Intervention de Jean Arthuis

Réunion du 19 novembre 2009 à 11h00
Loi de finances pour 2010 — Discussion d'un projet de loi

Photo de Jean ArthuisJean Arthuis, président de la commission des finances :

Monsieur le président, madame le ministre, mes chers collègues, au moment d’aborder le projet de loi de finances pour 2010, il n’est pas inutile de nous reporter un an en arrière et de nous souvenir de l’état d’esprit qui avait présidé à nos débats. Nos interrogations étaient alors nombreuses, et la situation que nous affrontions avait créé, reconnaissons-le, un certain désarroi.

J’avais débuté mon intervention en soulignant combien la crise économique, née des graves défaillances du système financier mondial, menaçait les équilibres sociaux de notre pays et portait en germe la ruine de notre pacte républicain.

Un an après, le Gouvernement évoque à juste titre un budget de « sortie de crise ». Celle-ci a bien eu lieu, et nous avons subi toutes ses rigueurs au cours des derniers mois.

Madame le ministre, vos prévisions de croissance pour 2009 sont de moins 2, 2 % du produit intérieur brut, donnée qui reflète, il faut le souligner, la pire récession enregistrée par notre pays depuis 1945. Néanmoins, les choix faits voilà un an nous permettront vraisemblablement de réaliser des performances en moyenne deux fois moins mauvaises que celles de nos partenaires de la zone euro et du Japon et à peu près identiques à celles des États-Unis. Notre principal partenaire, l’Allemagne, devrait ainsi connaître une contraction de 5 % de son produit intérieur brut.

Cette relative maîtrise de la situation n’emprunte rien au hasard. Nous la devons à l’action énergique du Gouvernement, qui a su agir avec discernement et célérité : d’abord, pour rompre la paralysie qui menaçait le système bancaire et donc le financement de l’économie ; ensuite, pour donner un coup de fouet indispensable à l’activité économique à travers le plan de relance.

Je ne reprendrai pas sur ce point les excellents développements de ceux qui m’ont précédé à la tribune. Qu’il me soit cependant permis de saluer le travail tout à fait déterminant du Médiateur du crédit, qui a mis là où il le fallait, quand il le fallait, les quelques « gouttes d’huile » nécessaires pour assurer la survie de nombreuses entreprises.

Il faudra suivre cela « comme le lait sur le feu », madame le ministre, car, ici et là, dans nos territoires, des PME se trouvent probablement à la limite du dépôt de bilan. Veillons à ce que tous les gestionnaires des fonds publics d’investissement, y compris des fonds de consolidation, ne confondent pas le private equity et le soutien à des entreprises hautement et gravement menacées de disparition, avec tous les emplois qui pourraient succomber.
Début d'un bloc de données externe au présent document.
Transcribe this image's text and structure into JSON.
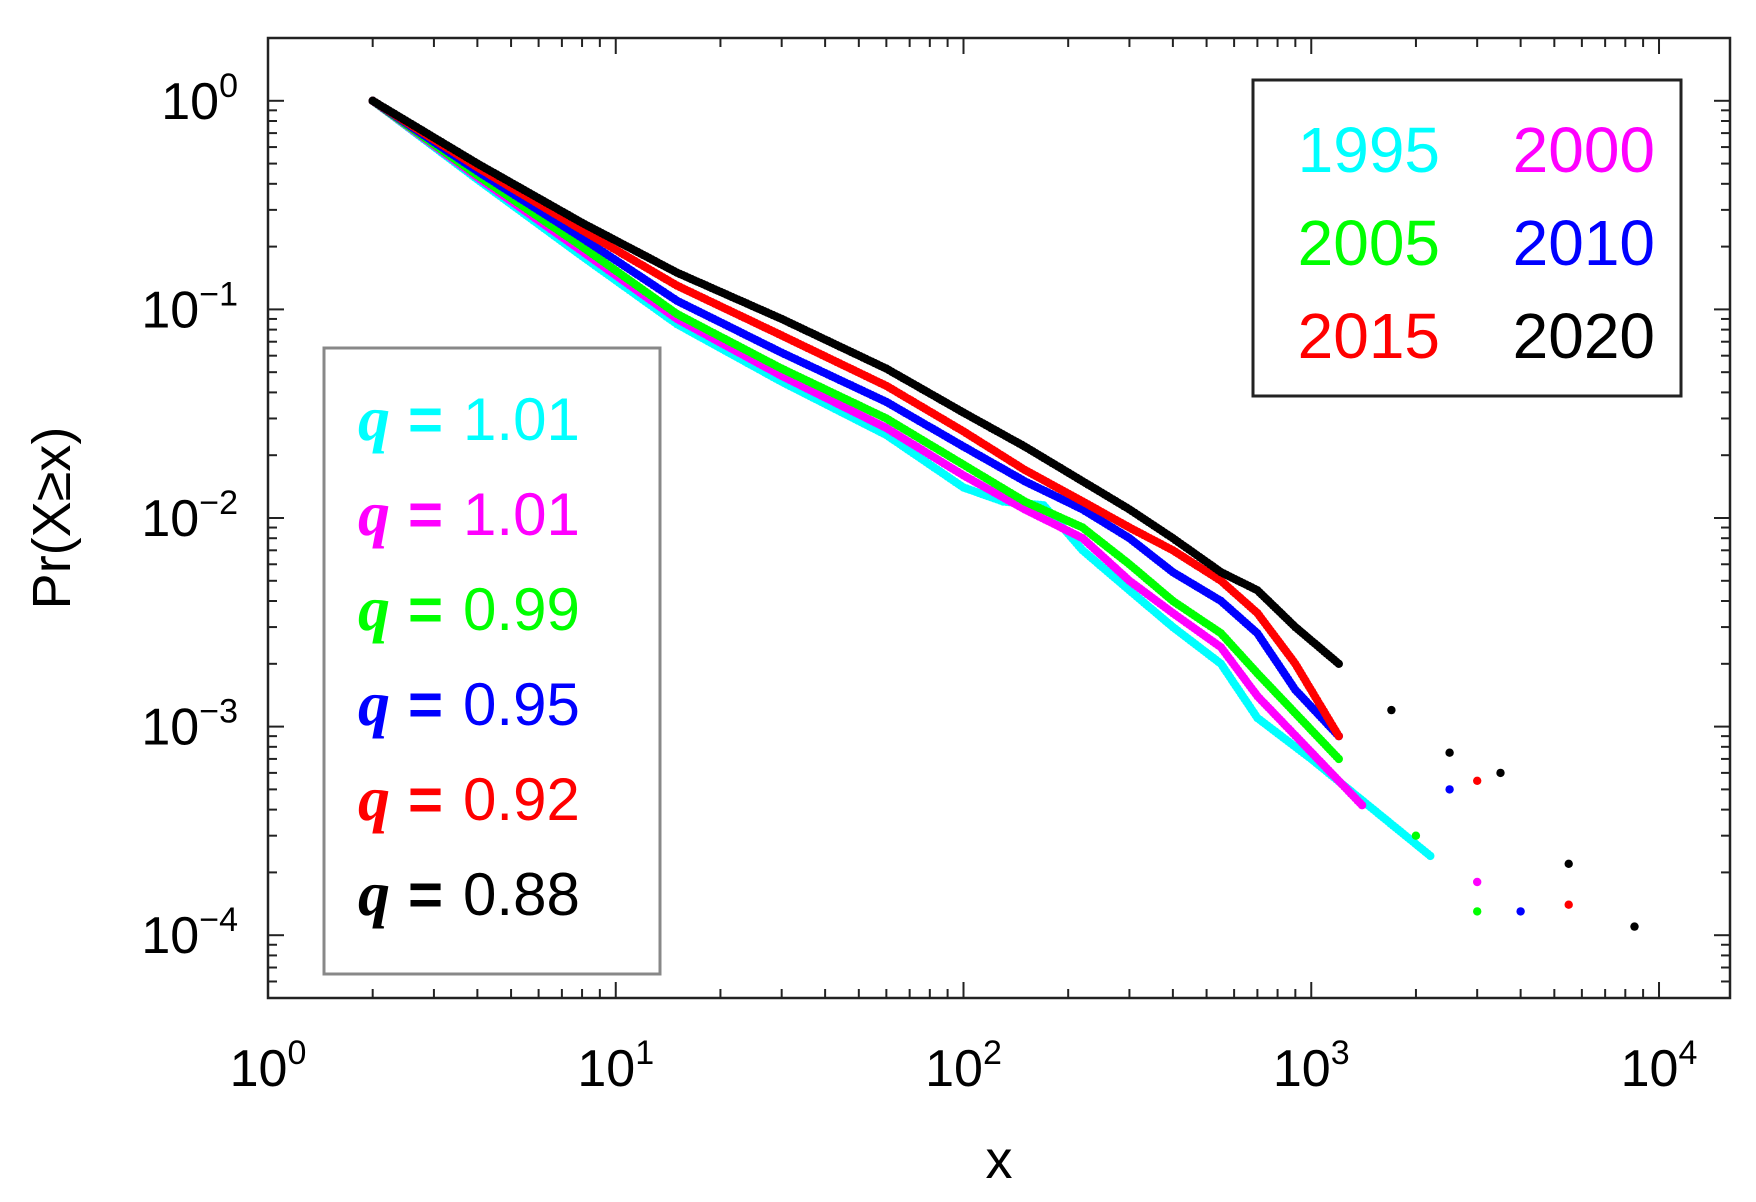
{
  "chart_data": {
    "type": "scatter",
    "title": "",
    "xlabel": "x",
    "ylabel": "Pr(X≥x)",
    "xscale": "log",
    "yscale": "log",
    "xlim": [
      1,
      16000
    ],
    "ylim": [
      5e-05,
      2.0
    ],
    "x_ticks": [
      {
        "value": 1,
        "base": "10",
        "exp": "0"
      },
      {
        "value": 10,
        "base": "10",
        "exp": "1"
      },
      {
        "value": 100,
        "base": "10",
        "exp": "2"
      },
      {
        "value": 1000,
        "base": "10",
        "exp": "3"
      },
      {
        "value": 10000,
        "base": "10",
        "exp": "4"
      }
    ],
    "y_ticks": [
      {
        "value": 1,
        "base": "10",
        "exp": "0"
      },
      {
        "value": 0.1,
        "base": "10",
        "exp": "−1"
      },
      {
        "value": 0.01,
        "base": "10",
        "exp": "−2"
      },
      {
        "value": 0.001,
        "base": "10",
        "exp": "−3"
      },
      {
        "value": 0.0001,
        "base": "10",
        "exp": "−4"
      }
    ],
    "legend_years_position": "top-right",
    "legend_q_position": "left",
    "series": [
      {
        "name": "1995",
        "color": "#00ffff",
        "q_label": "q",
        "q_eq": "=",
        "q_value": "1.01",
        "points": [
          [
            2,
            1.0
          ],
          [
            4,
            0.42
          ],
          [
            8,
            0.18
          ],
          [
            15,
            0.085
          ],
          [
            30,
            0.045
          ],
          [
            60,
            0.025
          ],
          [
            100,
            0.014
          ],
          [
            130,
            0.012
          ],
          [
            170,
            0.0115
          ],
          [
            220,
            0.007
          ],
          [
            300,
            0.0045
          ],
          [
            400,
            0.003
          ],
          [
            550,
            0.002
          ],
          [
            700,
            0.0011
          ],
          [
            1000,
            0.0007
          ],
          [
            2200,
            0.00024
          ]
        ]
      },
      {
        "name": "2000",
        "color": "#ff00ff",
        "q_label": "q",
        "q_eq": "=",
        "q_value": "1.01",
        "points": [
          [
            2,
            1.0
          ],
          [
            4,
            0.43
          ],
          [
            8,
            0.19
          ],
          [
            15,
            0.09
          ],
          [
            30,
            0.048
          ],
          [
            60,
            0.027
          ],
          [
            100,
            0.016
          ],
          [
            150,
            0.011
          ],
          [
            220,
            0.008
          ],
          [
            300,
            0.005
          ],
          [
            400,
            0.0035
          ],
          [
            550,
            0.0024
          ],
          [
            700,
            0.0014
          ],
          [
            1400,
            0.00042
          ],
          [
            3000,
            0.00018
          ]
        ]
      },
      {
        "name": "2005",
        "color": "#00ff00",
        "q_label": "q",
        "q_eq": "=",
        "q_value": "0.99",
        "points": [
          [
            2,
            1.0
          ],
          [
            4,
            0.44
          ],
          [
            8,
            0.2
          ],
          [
            15,
            0.095
          ],
          [
            30,
            0.052
          ],
          [
            60,
            0.03
          ],
          [
            100,
            0.018
          ],
          [
            150,
            0.012
          ],
          [
            220,
            0.009
          ],
          [
            300,
            0.006
          ],
          [
            400,
            0.004
          ],
          [
            550,
            0.0028
          ],
          [
            700,
            0.0018
          ],
          [
            1200,
            0.0007
          ],
          [
            2000,
            0.0003
          ],
          [
            3000,
            0.00013
          ]
        ]
      },
      {
        "name": "2010",
        "color": "#0000ff",
        "q_label": "q",
        "q_eq": "=",
        "q_value": "0.95",
        "points": [
          [
            2,
            1.0
          ],
          [
            4,
            0.46
          ],
          [
            8,
            0.22
          ],
          [
            15,
            0.11
          ],
          [
            30,
            0.062
          ],
          [
            60,
            0.036
          ],
          [
            100,
            0.022
          ],
          [
            150,
            0.015
          ],
          [
            220,
            0.011
          ],
          [
            300,
            0.008
          ],
          [
            400,
            0.0055
          ],
          [
            550,
            0.004
          ],
          [
            700,
            0.0028
          ],
          [
            900,
            0.0015
          ],
          [
            1200,
            0.0009
          ],
          [
            2500,
            0.0005
          ],
          [
            4000,
            0.00013
          ]
        ]
      },
      {
        "name": "2015",
        "color": "#ff0000",
        "q_label": "q",
        "q_eq": "=",
        "q_value": "0.92",
        "points": [
          [
            2,
            1.0
          ],
          [
            4,
            0.48
          ],
          [
            8,
            0.24
          ],
          [
            15,
            0.13
          ],
          [
            30,
            0.075
          ],
          [
            60,
            0.043
          ],
          [
            100,
            0.026
          ],
          [
            150,
            0.017
          ],
          [
            220,
            0.012
          ],
          [
            300,
            0.009
          ],
          [
            400,
            0.007
          ],
          [
            550,
            0.005
          ],
          [
            700,
            0.0035
          ],
          [
            900,
            0.002
          ],
          [
            1200,
            0.0009
          ],
          [
            3000,
            0.00055
          ],
          [
            5500,
            0.00014
          ]
        ]
      },
      {
        "name": "2020",
        "color": "#000000",
        "q_label": "q",
        "q_eq": "=",
        "q_value": "0.88",
        "points": [
          [
            2,
            1.0
          ],
          [
            4,
            0.5
          ],
          [
            8,
            0.26
          ],
          [
            15,
            0.15
          ],
          [
            30,
            0.09
          ],
          [
            60,
            0.052
          ],
          [
            100,
            0.032
          ],
          [
            150,
            0.022
          ],
          [
            220,
            0.015
          ],
          [
            300,
            0.011
          ],
          [
            400,
            0.008
          ],
          [
            550,
            0.0055
          ],
          [
            700,
            0.0045
          ],
          [
            900,
            0.003
          ],
          [
            1200,
            0.002
          ],
          [
            1700,
            0.0012
          ],
          [
            2500,
            0.00075
          ],
          [
            3500,
            0.0006
          ],
          [
            5500,
            0.00022
          ],
          [
            8500,
            0.00011
          ]
        ]
      }
    ]
  }
}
Le budget de l’État et, complémentairement, les budgets de la sécurité sociale et des collectivités territoriales ont joué à plein leur rôle d’amortisseurs de la crise. Les résultats sont là, incontestables. La richesse nationale a recommencé de progresser dès le deuxième trimestre de cette année, et 2010 devrait être tout entière une année de croissance du produit intérieur brut. À ce sujet, j’approuve la très grande prudence dont fait preuve le Gouvernement en évoquant un taux de 0, 75 %, là où le consensus des économistes évoque pratiquement le double. Le budget ne peut qu’y gagner en sincérité et la loi organique relative aux lois de finances, la LOLF, en crédibilité. Cela étant, il conviendra de prolonger les comparaisons en observant de près la tonicité des premiers signes de reprise.

En effet, au-delà des louanges, si méritées soient-elles, il nous faut regarder la vérité en face : la réponse budgétaire que nous avons dû, à juste titre, apporter à la crise n’a fait qu’accentuer les déséquilibres gigantesques qui affectent nos finances publiques. Je donne volontiers acte au ministre des comptes publics de sa volonté de tenir les dépenses. Hors plan de relance, que l’on peut à bon droit exclure des bases de comparaisons car il a consisté en des charges ponctuelles et non récurrentes, et à périmètre constant, les dépenses de l’État n’augmenteraient que de 1, 1 %, ce qui correspond à une très légère réduction en volume. Naturellement, il faudra être attentif aux dépenses fiscales, madame le ministre.

Mais nous devons tenir compte du passé et du passif accumulé ces dernières années. Il est aussi de notre devoir d’envisager sérieusement un scénario dans lequel notre potentiel de croissance aurait été durablement entamé par la crise dont nous continuons à subir les effets.